Хиршхольмский дворец был построен на острове, дворец окружала вода, он располагался посреди озера, и по ночам водная поверхность была покрыта спящими птицами, которых она так любила, особенно, когда они спали, завернувшись в свои мечты. Дворец строился в течение половины столетия и, по большому счету, был готов не ранее 1746 года; он был роскошен и прекрасен, этакий северный Версаль, но с этим дворцом получилось, как с мимолетными снами: он прожил только одно лето, лето 1771 года. Потом сон кончился, и дворец остался стоять одиноким и необитаемым, постепенно приходя в упадок.

Он не сгорел. Его не разрушили. Он просто умер от горя, и его больше не было. Поскольку это, бесконечно счастливое, лето словно бы заразило дворец чумой; это был дворец Каролины Матильды и Струэнсе, и когда произошла катастрофа, никто уже больше не хотел ступать на эту землю, пропитавшуюся греховной заразой.

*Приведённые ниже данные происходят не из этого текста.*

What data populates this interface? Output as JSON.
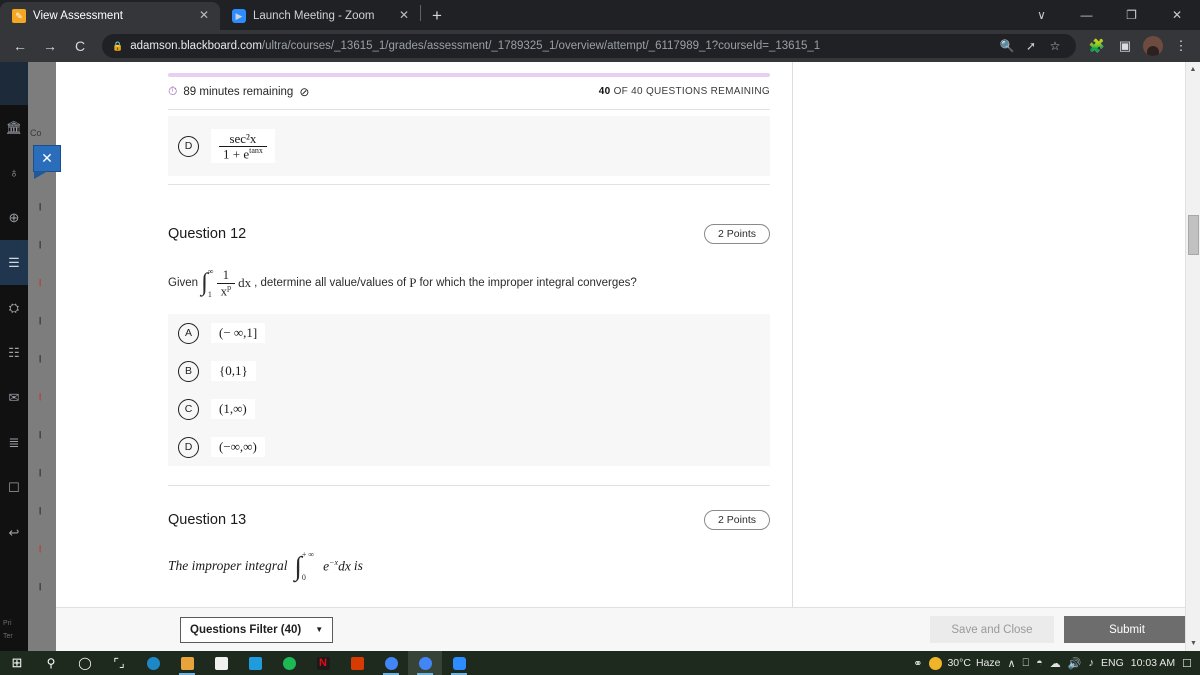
{
  "browser": {
    "tabs": [
      {
        "title": "View Assessment",
        "favicon": "pencil-icon",
        "active": true
      },
      {
        "title": "Launch Meeting - Zoom",
        "favicon": "zoom-camera-icon",
        "active": false
      }
    ],
    "new_tab_label": "+",
    "window_controls": {
      "chevron": "∨",
      "minimize": "—",
      "maximize": "❐",
      "close": "✕"
    },
    "nav": {
      "back": "←",
      "forward": "→",
      "reload": "↻"
    },
    "omnibox": {
      "lock": "🔒",
      "host": "adamson.blackboard.com",
      "path": "/ultra/courses/_13615_1/grades/assessment/_1789325_1/overview/attempt/_6117989_1?courseId=_13615_1",
      "full_url": "adamson.blackboard.com/ultra/courses/_13615_1/grades/assessment/_1789325_1/overview/attempt/_6117989_1?courseId=_13615_1"
    },
    "toolbar_icons": [
      "search-icon",
      "share-icon",
      "bookmark-star-icon",
      "extensions-puzzle-icon",
      "side-panel-icon",
      "profile-avatar",
      "chrome-menu-icon"
    ]
  },
  "assessment": {
    "timer_text": "89 minutes remaining",
    "timer_icon": "stopwatch-icon",
    "hide_timer_icon": "eye-off-icon",
    "questions_remaining_count": "40",
    "questions_remaining_text": " OF 40 QUESTIONS REMAINING",
    "previous_question_option": {
      "letter": "D",
      "numerator": "sec²x",
      "denominator_base": "1 + e",
      "denominator_exp": "tanx"
    },
    "questions": [
      {
        "title": "Question 12",
        "points": "2 Points",
        "stem_prefix": "Given",
        "integral_lower": "1",
        "integral_upper": "∞",
        "frac_num": "1",
        "frac_den": "x",
        "frac_den_exp": "p",
        "dx": "dx",
        "stem_suffix_a": ", determine all value/values of",
        "stem_var": "P",
        "stem_suffix_b": "for which the improper integral converges?",
        "options": [
          {
            "letter": "A",
            "text": "(− ∞,1]"
          },
          {
            "letter": "B",
            "text": "{0,1}"
          },
          {
            "letter": "C",
            "text": "(1,∞)"
          },
          {
            "letter": "D",
            "text": "(−∞,∞)"
          }
        ]
      },
      {
        "title": "Question 13",
        "points": "2 Points",
        "stem_prefix": "The improper integral",
        "integral_lower": "0",
        "integral_upper": "+ ∞",
        "integrand": "e",
        "integrand_exp": "−x",
        "dx": "dx",
        "stem_suffix": "is"
      }
    ],
    "footer": {
      "filter_label": "Questions Filter (40)",
      "filter_caret": "▼",
      "save_close_label": "Save and Close",
      "submit_label": "Submit"
    },
    "sidebar": {
      "course_label": "Co",
      "close_badge": "✕",
      "items": [
        {
          "name": "institution-icon",
          "glyph": "🏛"
        },
        {
          "name": "profile-icon",
          "glyph": "♁"
        },
        {
          "name": "globe-icon",
          "glyph": "⊕"
        },
        {
          "name": "courses-icon",
          "glyph": "☰",
          "selected": true
        },
        {
          "name": "organizations-icon",
          "glyph": "⛭"
        },
        {
          "name": "calendar-icon",
          "glyph": "☷"
        },
        {
          "name": "messages-icon",
          "glyph": "✉"
        },
        {
          "name": "grades-icon",
          "glyph": "≣"
        },
        {
          "name": "tools-icon",
          "glyph": "☐"
        },
        {
          "name": "signout-icon",
          "glyph": "↩"
        }
      ],
      "footer_links": [
        "Pri",
        "Ter"
      ]
    }
  },
  "taskbar": {
    "apps": [
      {
        "name": "start-button",
        "glyph": "⊞",
        "color": "#ffffff"
      },
      {
        "name": "search-icon",
        "glyph": "⚲",
        "color": "#ffffff"
      },
      {
        "name": "cortana-icon",
        "glyph": "○",
        "color": "#ffffff"
      },
      {
        "name": "task-view-icon",
        "glyph": "⧉",
        "color": "#ffffff"
      },
      {
        "name": "edge-icon",
        "glyph": "",
        "color": "#1e88c7"
      },
      {
        "name": "file-explorer-icon",
        "glyph": "",
        "color": "#e8a33d"
      },
      {
        "name": "microsoft-store-icon",
        "glyph": "",
        "color": "#f0f0f0"
      },
      {
        "name": "mail-icon",
        "glyph": "",
        "color": "#1f9bde"
      },
      {
        "name": "spotify-icon",
        "glyph": "",
        "color": "#1db954"
      },
      {
        "name": "netflix-icon",
        "glyph": "N",
        "color": "#1a1a1a"
      },
      {
        "name": "office-icon",
        "glyph": "",
        "color": "#d83b01"
      },
      {
        "name": "chrome-icon",
        "glyph": "",
        "color": "#4285f4"
      },
      {
        "name": "chrome-icon-2",
        "glyph": "",
        "color": "#4285f4"
      },
      {
        "name": "zoom-icon",
        "glyph": "",
        "color": "#2d8cff"
      }
    ],
    "tray": {
      "people_icon": "⛭",
      "weather_temp": "30°C",
      "weather_desc": "Haze",
      "chevron": "∧",
      "icons": [
        "tablet-mode-icon",
        "wifi-icon",
        "onedrive-icon",
        "volume-icon",
        "headset-icon"
      ],
      "language": "ENG",
      "clock": "10:03 AM",
      "action_center": "▢"
    }
  },
  "colors": {
    "progress_bar": "#e6cff0",
    "timer_accent": "#9b59b6",
    "submit_bg": "#6d6d6d",
    "rail_bg": "#111111",
    "close_badge": "#2a6ebb"
  }
}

Уже в 1774 году во дворце прекратились все работы, на рубеже веков упадок был уже полным, и когда случился пожар в Кристиансборге, было решено снести Хиршхольм и использовать материал для восстановительных работ. Разломано было все. «Гостиные с роскошным и изысканным убранством» разграблены и вывезены, потрясающий огромный Рыцарский зал в центре дворца разрушен, каждый камень, каждый мраморный блок увезены, — всякий след этих любовников должен был быть уничтожен. Комната Каролины Матильды походила на кабинет раритетов; она страстно увлекалась китайщиной, и в то лето заполнила свои покои китайскими вазами и куклами, доставленными ей Ост-Азиатской Компанией. Она раздобыла и прекрасную изразцовую печь для аудиенц-зала в Хиршхольме, ту, что «изображала китайскую женщину с зонтиком», — все было снесено.

Дворец был позорным пятном, был заражен этим бастардом и королевой-любовницей, дворец было необходимо уничтожить, как стирают с фотографии нежелательное лицо, чтобы освободить историю от чего-то неприятного, чего никогда не было, никогда не должно было существовать. Остров следовало очистить от этого греха.